Mol Biol Evol. 2006 Jul 19; [Epub ahead of print]
Deciphering Past Human Population Movements in Oceania: Provably Optimal Trees of 127 mtDNA Genomes.
Pierson MJ, Martinez-Arias R, Holland BR, Gemmell NJ, Hurles ME, Penny D.
The settlement of the many island groups of Remote Oceania occurred relatively late in prehistory, beginning ca. 3000 years ago when people sailed eastwards into the Pacific from Near Oceania where evidence of human settlement dates from as early as 40 000 years ago.
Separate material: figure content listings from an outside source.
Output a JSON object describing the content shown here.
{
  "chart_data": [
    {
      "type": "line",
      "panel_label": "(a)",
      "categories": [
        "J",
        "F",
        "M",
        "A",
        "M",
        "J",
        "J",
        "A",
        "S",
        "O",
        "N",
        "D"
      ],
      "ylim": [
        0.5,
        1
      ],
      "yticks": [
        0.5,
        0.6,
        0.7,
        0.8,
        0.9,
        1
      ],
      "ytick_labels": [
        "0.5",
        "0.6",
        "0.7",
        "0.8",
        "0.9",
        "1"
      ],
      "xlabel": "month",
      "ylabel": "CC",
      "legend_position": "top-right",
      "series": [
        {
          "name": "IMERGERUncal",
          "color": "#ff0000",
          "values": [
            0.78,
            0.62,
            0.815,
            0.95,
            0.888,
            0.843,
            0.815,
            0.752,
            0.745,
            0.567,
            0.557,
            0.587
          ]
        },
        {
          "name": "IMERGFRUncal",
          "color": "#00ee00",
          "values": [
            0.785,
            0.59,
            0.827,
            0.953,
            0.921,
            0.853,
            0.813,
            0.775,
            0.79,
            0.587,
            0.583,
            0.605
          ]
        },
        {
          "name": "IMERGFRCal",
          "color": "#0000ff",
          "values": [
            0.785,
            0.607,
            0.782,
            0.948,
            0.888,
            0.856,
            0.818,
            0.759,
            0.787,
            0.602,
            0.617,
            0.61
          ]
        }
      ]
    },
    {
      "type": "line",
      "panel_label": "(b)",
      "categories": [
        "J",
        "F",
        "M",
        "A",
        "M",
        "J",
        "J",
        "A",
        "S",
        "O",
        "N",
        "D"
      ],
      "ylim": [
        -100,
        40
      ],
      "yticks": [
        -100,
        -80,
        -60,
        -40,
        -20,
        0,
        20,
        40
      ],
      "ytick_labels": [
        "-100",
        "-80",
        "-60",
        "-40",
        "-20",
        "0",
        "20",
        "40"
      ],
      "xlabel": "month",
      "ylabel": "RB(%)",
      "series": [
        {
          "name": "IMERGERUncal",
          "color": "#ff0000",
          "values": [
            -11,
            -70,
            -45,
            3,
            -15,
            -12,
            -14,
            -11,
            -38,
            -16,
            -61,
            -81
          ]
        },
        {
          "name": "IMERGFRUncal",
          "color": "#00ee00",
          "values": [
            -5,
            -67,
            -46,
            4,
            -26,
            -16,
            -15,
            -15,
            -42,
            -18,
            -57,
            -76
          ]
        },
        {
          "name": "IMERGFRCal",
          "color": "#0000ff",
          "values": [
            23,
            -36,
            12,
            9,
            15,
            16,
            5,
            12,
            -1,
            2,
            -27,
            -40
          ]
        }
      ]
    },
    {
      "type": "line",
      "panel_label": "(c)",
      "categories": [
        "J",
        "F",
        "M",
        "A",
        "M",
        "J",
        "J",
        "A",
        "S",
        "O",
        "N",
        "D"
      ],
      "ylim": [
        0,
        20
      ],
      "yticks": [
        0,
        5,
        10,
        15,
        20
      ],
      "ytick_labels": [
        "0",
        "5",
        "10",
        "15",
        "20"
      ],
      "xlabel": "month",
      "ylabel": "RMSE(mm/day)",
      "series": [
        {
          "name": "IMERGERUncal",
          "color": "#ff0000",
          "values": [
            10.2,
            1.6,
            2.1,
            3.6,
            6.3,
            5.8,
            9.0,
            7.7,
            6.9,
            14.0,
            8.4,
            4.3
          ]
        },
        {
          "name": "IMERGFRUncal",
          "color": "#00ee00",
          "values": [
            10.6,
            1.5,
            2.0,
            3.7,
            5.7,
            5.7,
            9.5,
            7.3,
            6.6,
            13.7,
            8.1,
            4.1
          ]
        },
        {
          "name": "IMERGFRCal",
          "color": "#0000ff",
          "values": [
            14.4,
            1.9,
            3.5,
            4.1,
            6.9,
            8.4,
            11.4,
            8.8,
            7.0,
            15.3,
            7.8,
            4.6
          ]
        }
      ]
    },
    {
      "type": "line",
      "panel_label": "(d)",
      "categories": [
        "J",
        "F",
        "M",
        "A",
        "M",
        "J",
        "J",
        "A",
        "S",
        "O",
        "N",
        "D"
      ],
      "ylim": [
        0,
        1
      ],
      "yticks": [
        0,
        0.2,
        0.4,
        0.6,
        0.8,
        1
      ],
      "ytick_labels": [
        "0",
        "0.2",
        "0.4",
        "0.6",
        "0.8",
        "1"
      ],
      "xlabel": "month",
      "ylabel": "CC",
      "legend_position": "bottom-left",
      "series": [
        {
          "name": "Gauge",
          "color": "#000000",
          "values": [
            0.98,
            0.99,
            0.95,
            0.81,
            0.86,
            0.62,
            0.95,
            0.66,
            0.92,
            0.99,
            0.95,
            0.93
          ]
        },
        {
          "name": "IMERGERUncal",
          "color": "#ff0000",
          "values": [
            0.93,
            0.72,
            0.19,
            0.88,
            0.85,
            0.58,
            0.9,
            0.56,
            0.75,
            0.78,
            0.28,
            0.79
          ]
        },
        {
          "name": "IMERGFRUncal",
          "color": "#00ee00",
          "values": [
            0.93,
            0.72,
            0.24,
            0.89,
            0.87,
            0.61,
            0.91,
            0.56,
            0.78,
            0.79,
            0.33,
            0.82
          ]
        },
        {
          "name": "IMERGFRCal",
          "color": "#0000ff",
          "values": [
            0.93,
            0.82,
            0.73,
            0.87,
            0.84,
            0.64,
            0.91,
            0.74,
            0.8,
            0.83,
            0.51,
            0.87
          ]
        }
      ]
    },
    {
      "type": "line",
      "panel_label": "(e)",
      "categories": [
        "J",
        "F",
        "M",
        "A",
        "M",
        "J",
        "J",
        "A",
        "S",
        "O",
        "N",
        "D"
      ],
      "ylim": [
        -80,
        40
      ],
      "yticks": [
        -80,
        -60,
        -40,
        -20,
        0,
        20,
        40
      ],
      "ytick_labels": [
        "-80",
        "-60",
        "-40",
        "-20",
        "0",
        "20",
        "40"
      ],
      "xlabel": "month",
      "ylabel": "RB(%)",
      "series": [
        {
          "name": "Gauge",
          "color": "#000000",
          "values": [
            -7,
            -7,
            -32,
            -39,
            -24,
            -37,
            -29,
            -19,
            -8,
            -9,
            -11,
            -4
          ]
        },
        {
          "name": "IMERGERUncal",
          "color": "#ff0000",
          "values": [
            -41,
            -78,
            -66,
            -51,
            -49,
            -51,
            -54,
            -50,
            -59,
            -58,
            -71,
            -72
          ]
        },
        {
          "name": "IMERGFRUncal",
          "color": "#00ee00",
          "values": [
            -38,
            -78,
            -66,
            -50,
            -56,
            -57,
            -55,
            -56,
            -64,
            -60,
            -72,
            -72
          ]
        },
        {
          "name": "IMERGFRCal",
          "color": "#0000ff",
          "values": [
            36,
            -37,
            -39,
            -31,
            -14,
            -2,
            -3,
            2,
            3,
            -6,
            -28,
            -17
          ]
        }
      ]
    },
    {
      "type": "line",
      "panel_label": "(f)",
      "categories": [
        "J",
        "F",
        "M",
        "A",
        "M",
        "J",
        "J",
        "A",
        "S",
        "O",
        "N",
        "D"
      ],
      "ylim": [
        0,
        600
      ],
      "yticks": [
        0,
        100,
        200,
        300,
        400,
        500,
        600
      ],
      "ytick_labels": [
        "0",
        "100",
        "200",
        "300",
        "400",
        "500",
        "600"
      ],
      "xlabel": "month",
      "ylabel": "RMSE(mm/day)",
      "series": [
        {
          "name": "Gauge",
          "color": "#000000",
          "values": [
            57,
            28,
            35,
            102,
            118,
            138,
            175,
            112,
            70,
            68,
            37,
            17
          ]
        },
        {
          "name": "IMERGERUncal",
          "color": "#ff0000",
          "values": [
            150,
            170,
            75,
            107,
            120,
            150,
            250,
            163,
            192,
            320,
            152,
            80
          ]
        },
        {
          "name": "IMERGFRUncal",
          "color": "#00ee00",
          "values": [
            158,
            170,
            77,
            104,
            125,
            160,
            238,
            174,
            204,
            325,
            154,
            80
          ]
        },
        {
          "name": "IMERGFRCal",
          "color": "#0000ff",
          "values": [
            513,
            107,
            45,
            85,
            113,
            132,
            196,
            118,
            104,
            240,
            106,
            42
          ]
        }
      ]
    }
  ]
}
Archaeological and linguistic analyses have suggested the settlers of Remote Oceania had ancestry in Taiwan, as descendants of a proposed Neolithic expansion that began ca. 5500 years ago. Other researchers have suggested that the settlers were descendants of peoples from Island Southeast Asia, or the existing inhabitants of Near Oceania alone. To explore patterns of maternal descent in Oceania we have assembled and analyzed a dataset of 137 mtDNA genomes from Oceania, Australia, Island Southeast Asia and Taiwan that includes 19 sequences generated for this project. Using the MinMax Squeeze Approach (MMS) we report the consensus network of 165 most parsimonious trees for the Oceanic dataset, increasing by many orders of magnitude the numbers of trees for which a provable minimal solution has been found. The new mtDNA sequences highlight the limitations of partial sequencing for assigning sequences to haplogroups and dating recent divergence events. The provably optimal trees found for the entire mtDNA sequences using the MMS method provide a reliable and robust framework for the interpretation of evolutionary relationships and confirm the female settlers of Remote Oceania were descended from both the existing inhabitants of Near Oceania and more recent migrants into the region.